His memory barely survives anymore, but still haunts me, when I tell the crazy story once every few years to an inquiring mind, or when my mother reminds me how I'm just like him when I clean out her house, the fire in her words fueled by her own childhood and domestic abuse, along with grief for a dead child.
You can't escape a family like that without damage to your soul, the wounds deepened by devout Christianity that explained it all away as "God's will" then healed and bandaged by therapy, introspection, and Bible burning.
I got married, divorced, then married again, and four kids later it's a veritable mess in my chest, the hormones and lack of sleep opening my scars, the unresolved issues of my mother, my husband, and me infecting scabbed over cuts.
And then you sit, in a therapy session for your oldest daughter grasping tissues in your fist sobbing about how you tried so hard to make it different for her, and yet, even though it is different, very very different, she's still got a part of me in her.
And I can't help but think that maybe, just maybe it wasn't all them after all. And all the time all those fingers I pointed at the crazy father and the complacent mother are turned right back around at me.
I tried so hard to be different, to be involved and interested, loving and kind, caring and honest, every single thing my parents weren't and still, she feels anxious and pressured to be perfect, just like me.
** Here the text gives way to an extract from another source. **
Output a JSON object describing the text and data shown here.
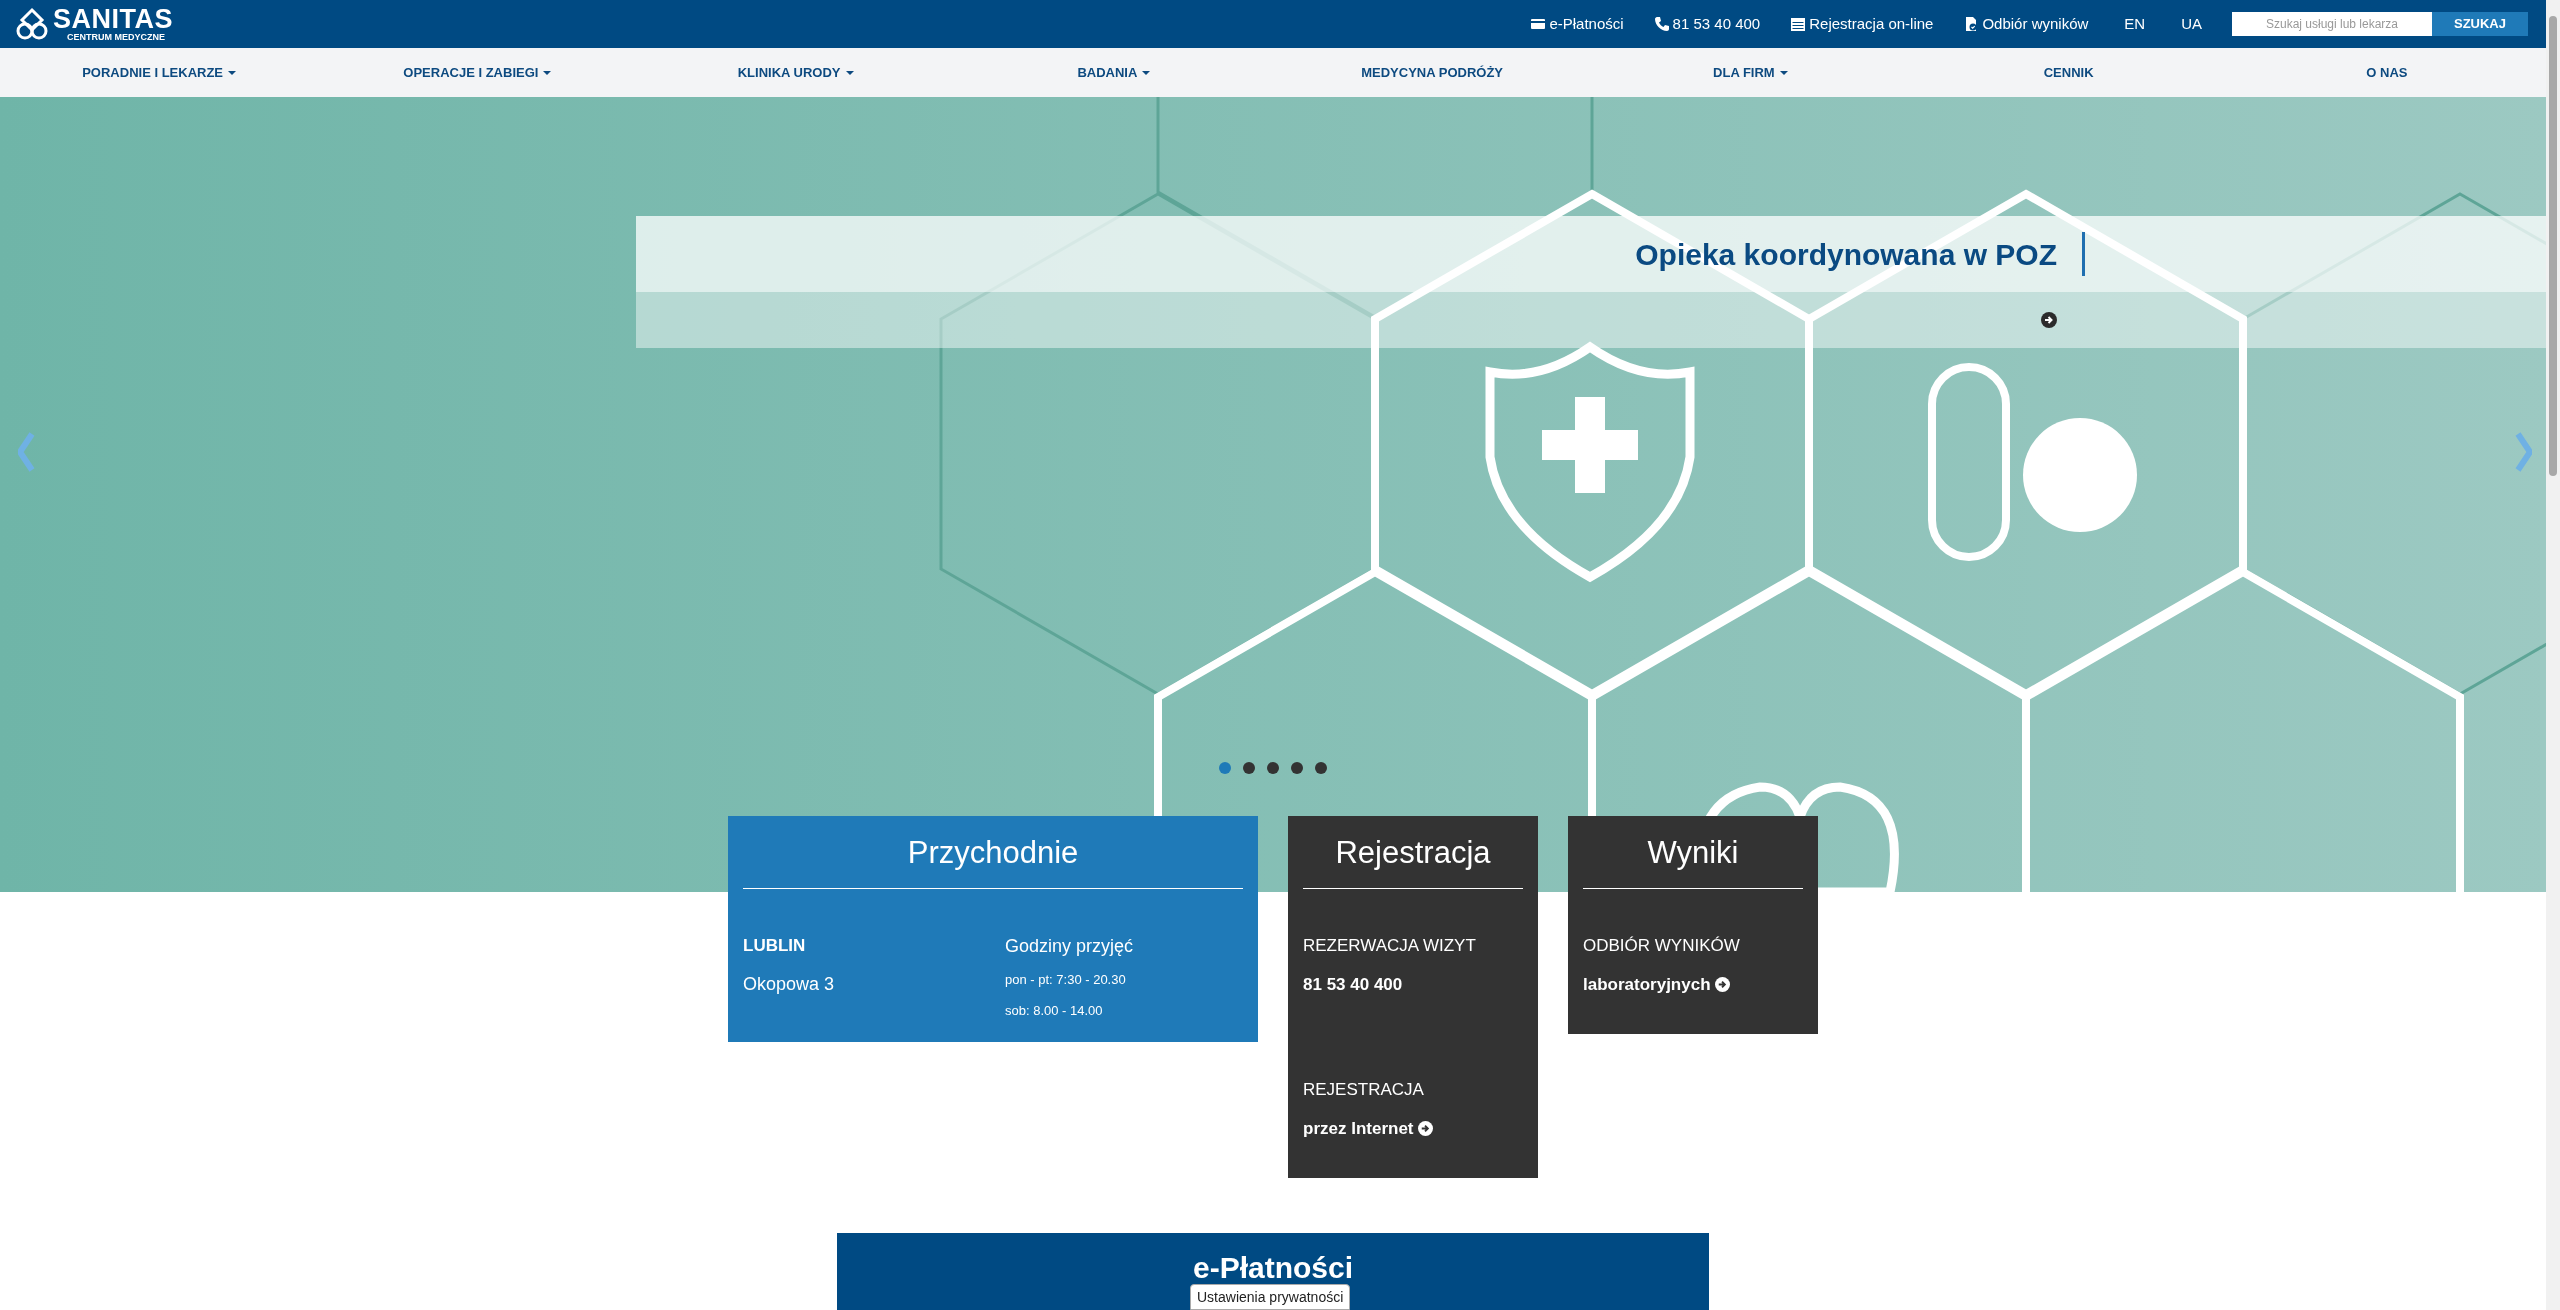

I won't ever know for sure of course, but I'd like to think that because she's sitting and crying in a therapist's office and not hiding in her closet like me, sobbing and wishing to disappear, that it's not the same.
Screw that I know, I KNOW it's not the same.
Fuck you, dysfunction. Fuck you, shame.
I believe that whatever THIS is right now, which is small and anxiety-related by the way, is containable. I'm standing here with guaze and tape and anticeptic cream, like I wish someone, anyone, had done for me.
My mom didn't call my kids on their birthdays, or at Christmas, even though gifts were sent, in both directions. She's mad at me for the words I wrote to her, the ones that made it clear that I could not carry the burden of her fucked up childhood and marriage. The ones where I told her to get help.
I didn't even think about it until my husband reminded me because I've grown used to living without parents.
When my daughter freaks out, when she screams "I'm terrible" when I remind her for the fourth time to set the table in a raised voice, I tell her that our relationship will have its ups and downs, as I move my hand in a wave motion, like a roller coaster. She'll mess up sometimes, and so will I, and that is what makes life so wonderful.
"But my love" I told her, holding up my other hand, "will always be there."
I will always think she is amazing and awesome. I will always look at her and see joy and light, even though I know it might not feel that way between us at the time. And I will never EVER let the damage my own father and mother caused me to ever change that.
There will be demons. But they just don't stand a chance here.
I can't wrap her up in a bubble and stick earplugs in her ears. I can't hide her eyes from the outside world.
But I'm arming her now, with the strongest weapons I can find, the ones I only wish my parents had given to me: love, the kind that is full of wisdom and awareness, empathy and understanding, acceptance and compassion.
The older I get, the more I believe that it's really all you need.